La formation professionnelle continue “tout au long de la vie” est destinée aux adultes déjà engagés dans la vie active ou aux jeunes qui terminent leur parcours de formation initiale dans le cadre de l’alternance. Le gouvernement se penche actuellement sur le sujet.

Un article de Valérie Grasset-Morel pour le site pourseformer.fr nous rappelle que la formation professionnelle est un sujet d’actualité important !

Formation professionnelle : un projet de loi à “très grande vitesse”.

Pas de charge et menu chargé pour les parlementaires qui vont devoir voter la loi sur la formation professionnelle, l’emploi et la démocratie sociale avant le 28 février prochain. L’avant-projet a été envoyé le 6 janvier au Conseil d’État. Le point sur un calendrier d’élaboration resserré.

Le gouvernement ne relâche pas la pression. Après une négociation interprofessionnelle pliée en un peu plus de deux mois, le 14 décembre 2013, le ministère du Travail a bouclé la transposition de l’ANI (Accord National Interprofessionnel) sur la formation, le 30 décembre, et l’a adressé au Conseil d’État, le 6 janvier, donnant ainsi le top départ à un calendrier d’élaboration très contraint. Parallèlement au travail du Conseil d’État, les négociateurs de l’ANI vont être consultés avant la présentation du projet de loi dans sa version finale, en conseil des ministres, le 22 janvier.

Une procédure accélérée.

Le travail parlementaire pourra alors démarrer et s’achever… Avant le 28 février, date de la suspension de la session parlementaire ordinaire 2013-2014 en raison des élections municipales. “Cela suppose une procédure accélérée [une seule lecture à l’Assemblée nationale et au Sénat]”, précise l’entourage de Michel Sapin qui qualifie lui-même le projet de loi de “texte TGV du point de vue de son élaboration et de son adoption par le Parlement”.
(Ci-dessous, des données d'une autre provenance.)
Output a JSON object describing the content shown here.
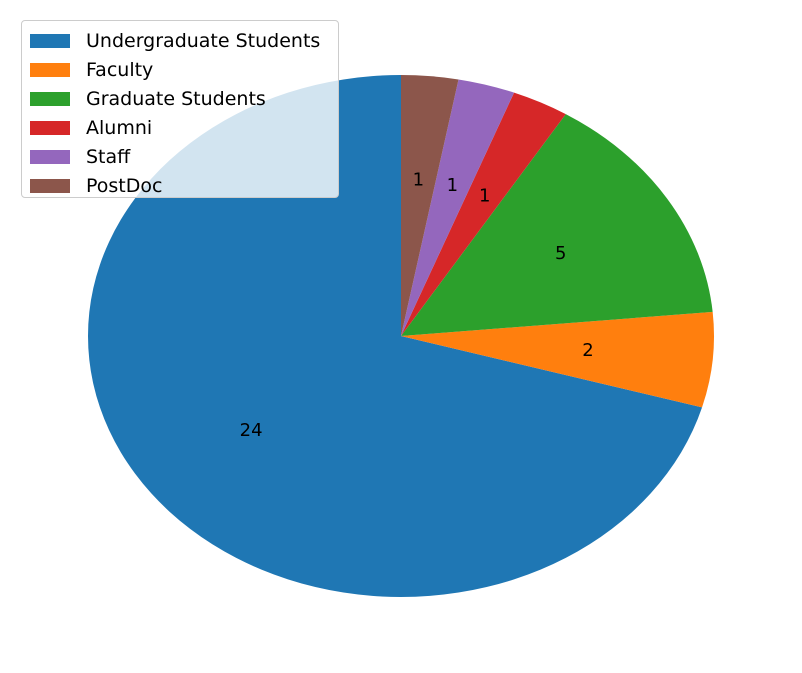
{
  "chart_data": {
    "type": "pie",
    "categories": [
      "Undergraduate Students",
      "Faculty",
      "Graduate Students",
      "Alumni",
      "Staff",
      "PostDoc"
    ],
    "values": [
      24,
      2,
      5,
      1,
      1,
      1
    ],
    "colors": [
      "#1f77b4",
      "#ff7f0e",
      "#2ca02c",
      "#d62728",
      "#9467bd",
      "#8c564b"
    ],
    "slice_labels": [
      "24",
      "2",
      "5",
      "1",
      "1",
      "1"
    ],
    "start_angle_deg": 90,
    "direction": "counterclockwise",
    "legend_position": "upper-left",
    "title": ""
  }
}
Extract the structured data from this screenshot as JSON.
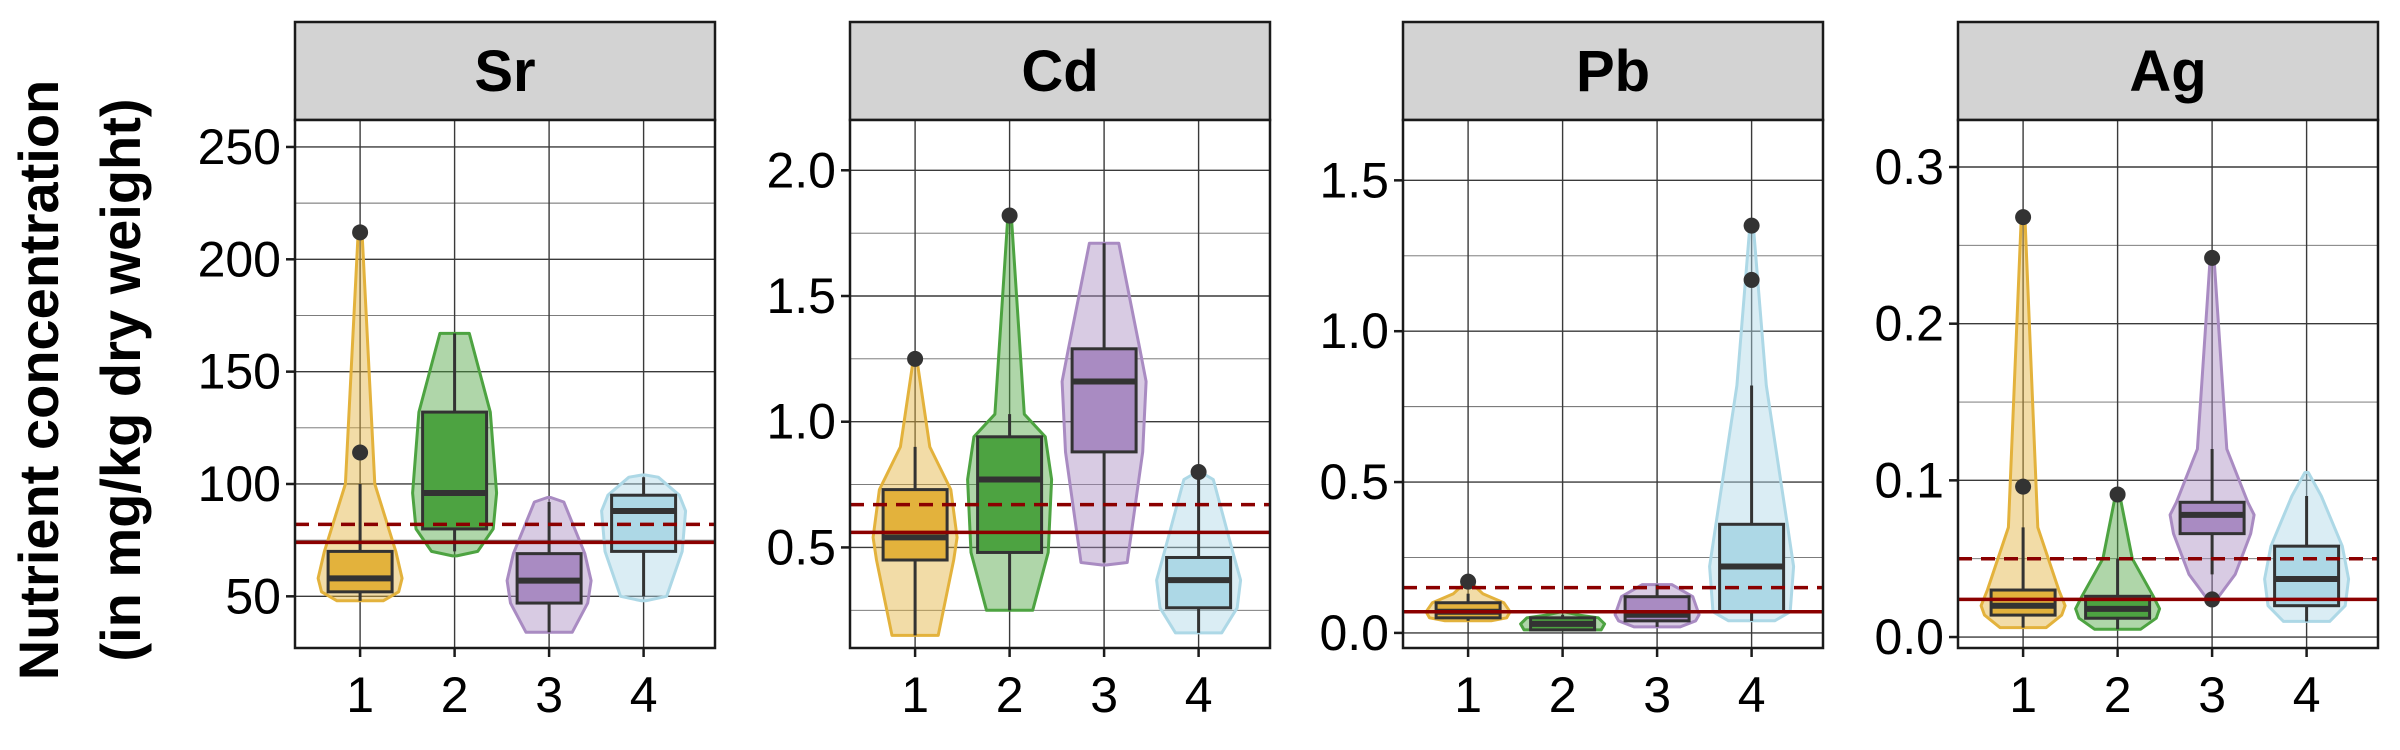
{
  "ylabel": [
    "Nutrient concentration",
    "(in mg/kg dry weight)"
  ],
  "colors": {
    "group1": "#E3B23C",
    "group2": "#4DA341",
    "group3": "#A98BC2",
    "group4": "#ADD8E6",
    "reference_line": "#8B0000",
    "outlier": "#333333",
    "strip": "#D3D3D3"
  },
  "chart_data": [
    {
      "type": "box",
      "title": "Sr",
      "categories": [
        "1",
        "2",
        "3",
        "4"
      ],
      "yticks": [
        50,
        100,
        150,
        200,
        250
      ],
      "ylim": [
        27,
        262
      ],
      "reference_solid": 74,
      "reference_dashed": 82,
      "groups": [
        {
          "category": "1",
          "q1": 52,
          "median": 58,
          "q3": 70,
          "whisker_low": 48,
          "whisker_high": 100,
          "violin_min": 48,
          "violin_max": 214,
          "outliers": [
            114,
            212
          ]
        },
        {
          "category": "2",
          "q1": 80,
          "median": 96,
          "q3": 132,
          "whisker_low": 70,
          "whisker_high": 167,
          "violin_min": 68,
          "violin_max": 167,
          "outliers": []
        },
        {
          "category": "3",
          "q1": 47,
          "median": 57,
          "q3": 69,
          "whisker_low": 34,
          "whisker_high": 92,
          "violin_min": 34,
          "violin_max": 94,
          "outliers": []
        },
        {
          "category": "4",
          "q1": 70,
          "median": 88,
          "q3": 95,
          "whisker_low": 50,
          "whisker_high": 103,
          "violin_min": 48,
          "violin_max": 104,
          "outliers": []
        }
      ]
    },
    {
      "type": "box",
      "title": "Cd",
      "categories": [
        "1",
        "2",
        "3",
        "4"
      ],
      "yticks": [
        "0.5",
        "1.0",
        "1.5",
        "2.0"
      ],
      "ylim": [
        0.1,
        2.2
      ],
      "reference_solid": 0.56,
      "reference_dashed": 0.67,
      "groups": [
        {
          "category": "1",
          "q1": 0.45,
          "median": 0.54,
          "q3": 0.73,
          "whisker_low": 0.15,
          "whisker_high": 0.9,
          "violin_min": 0.15,
          "violin_max": 1.25,
          "outliers": [
            1.25
          ]
        },
        {
          "category": "2",
          "q1": 0.48,
          "median": 0.77,
          "q3": 0.94,
          "whisker_low": 0.25,
          "whisker_high": 1.03,
          "violin_min": 0.25,
          "violin_max": 1.82,
          "outliers": [
            1.82
          ]
        },
        {
          "category": "3",
          "q1": 0.88,
          "median": 1.16,
          "q3": 1.29,
          "whisker_low": 0.44,
          "whisker_high": 1.71,
          "violin_min": 0.43,
          "violin_max": 1.71,
          "outliers": []
        },
        {
          "category": "4",
          "q1": 0.26,
          "median": 0.37,
          "q3": 0.46,
          "whisker_low": 0.16,
          "whisker_high": 0.77,
          "violin_min": 0.16,
          "violin_max": 0.8,
          "outliers": [
            0.8
          ]
        }
      ]
    },
    {
      "type": "box",
      "title": "Pb",
      "categories": [
        "1",
        "2",
        "3",
        "4"
      ],
      "yticks": [
        "0.0",
        "0.5",
        "1.0",
        "1.5"
      ],
      "ylim": [
        -0.05,
        1.7
      ],
      "reference_solid": 0.07,
      "reference_dashed": 0.15,
      "groups": [
        {
          "category": "1",
          "q1": 0.05,
          "median": 0.07,
          "q3": 0.1,
          "whisker_low": 0.04,
          "whisker_high": 0.13,
          "violin_min": 0.04,
          "violin_max": 0.17,
          "outliers": [
            0.17
          ]
        },
        {
          "category": "2",
          "q1": 0.01,
          "median": 0.03,
          "q3": 0.05,
          "whisker_low": 0.01,
          "whisker_high": 0.06,
          "violin_min": 0.01,
          "violin_max": 0.07,
          "outliers": []
        },
        {
          "category": "3",
          "q1": 0.04,
          "median": 0.06,
          "q3": 0.12,
          "whisker_low": 0.02,
          "whisker_high": 0.16,
          "violin_min": 0.02,
          "violin_max": 0.16,
          "outliers": []
        },
        {
          "category": "4",
          "q1": 0.07,
          "median": 0.22,
          "q3": 0.36,
          "whisker_low": 0.04,
          "whisker_high": 0.82,
          "violin_min": 0.04,
          "violin_max": 1.35,
          "outliers": [
            1.17,
            1.35
          ]
        }
      ]
    },
    {
      "type": "box",
      "title": "Ag",
      "categories": [
        "1",
        "2",
        "3",
        "4"
      ],
      "yticks": [
        "0.0",
        "0.1",
        "0.2",
        "0.3"
      ],
      "ylim": [
        -0.007,
        0.33
      ],
      "reference_solid": 0.024,
      "reference_dashed": 0.05,
      "groups": [
        {
          "category": "1",
          "q1": 0.014,
          "median": 0.02,
          "q3": 0.03,
          "whisker_low": 0.006,
          "whisker_high": 0.07,
          "violin_min": 0.006,
          "violin_max": 0.27,
          "outliers": [
            0.096,
            0.268
          ]
        },
        {
          "category": "2",
          "q1": 0.012,
          "median": 0.018,
          "q3": 0.026,
          "whisker_low": 0.005,
          "whisker_high": 0.05,
          "violin_min": 0.005,
          "violin_max": 0.092,
          "outliers": [
            0.091
          ]
        },
        {
          "category": "3",
          "q1": 0.066,
          "median": 0.078,
          "q3": 0.086,
          "whisker_low": 0.04,
          "whisker_high": 0.12,
          "violin_min": 0.022,
          "violin_max": 0.244,
          "outliers": [
            0.024,
            0.242
          ]
        },
        {
          "category": "4",
          "q1": 0.02,
          "median": 0.037,
          "q3": 0.058,
          "whisker_low": 0.01,
          "whisker_high": 0.09,
          "violin_min": 0.01,
          "violin_max": 0.105,
          "outliers": []
        }
      ]
    }
  ]
}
Le contenu du projet de loi est particulièrement dense. Outre la transposition de l’ANI “formation” dans le titre I “formation professionnelle et emploi” (mise en œuvre du compte personnel de formation au 1er janvier 2015, de la contribution financière unique des employeurs, réforme de l’apprentissage, achèvement de la décentralisation de la formation aux Régions…), il comporte en effet de nombreuses mesures sociales visant à en faire “un texte de combat pour l’emploi”.

Prudence…

Parmi les autres dispositions figurent le cadre juridique de la représentativité patronale, le financement du paritarisme, la transparence des comptes des comités d’entreprise, la désignation des conseillers prudhommes, le pouvoir renforcé de l’inspection du travail et du contrôle de la formation professionnelle.

Malgré ce rythme rapide, le gouvernement souhaite apporter au texte une sécurité juridique maximale afin d’éviter que certaines dispositions ne soient retoquées par le Conseil constitutionnel. Il souhaite ainsi “tirer la leçon” de la décision du Conseil constitutionnel du 29 décembre, qui a invalidé la répartition de la taxe d’apprentissage prévue par décret (au lieu d’une loi) dans la loi de finances rectificative 2013.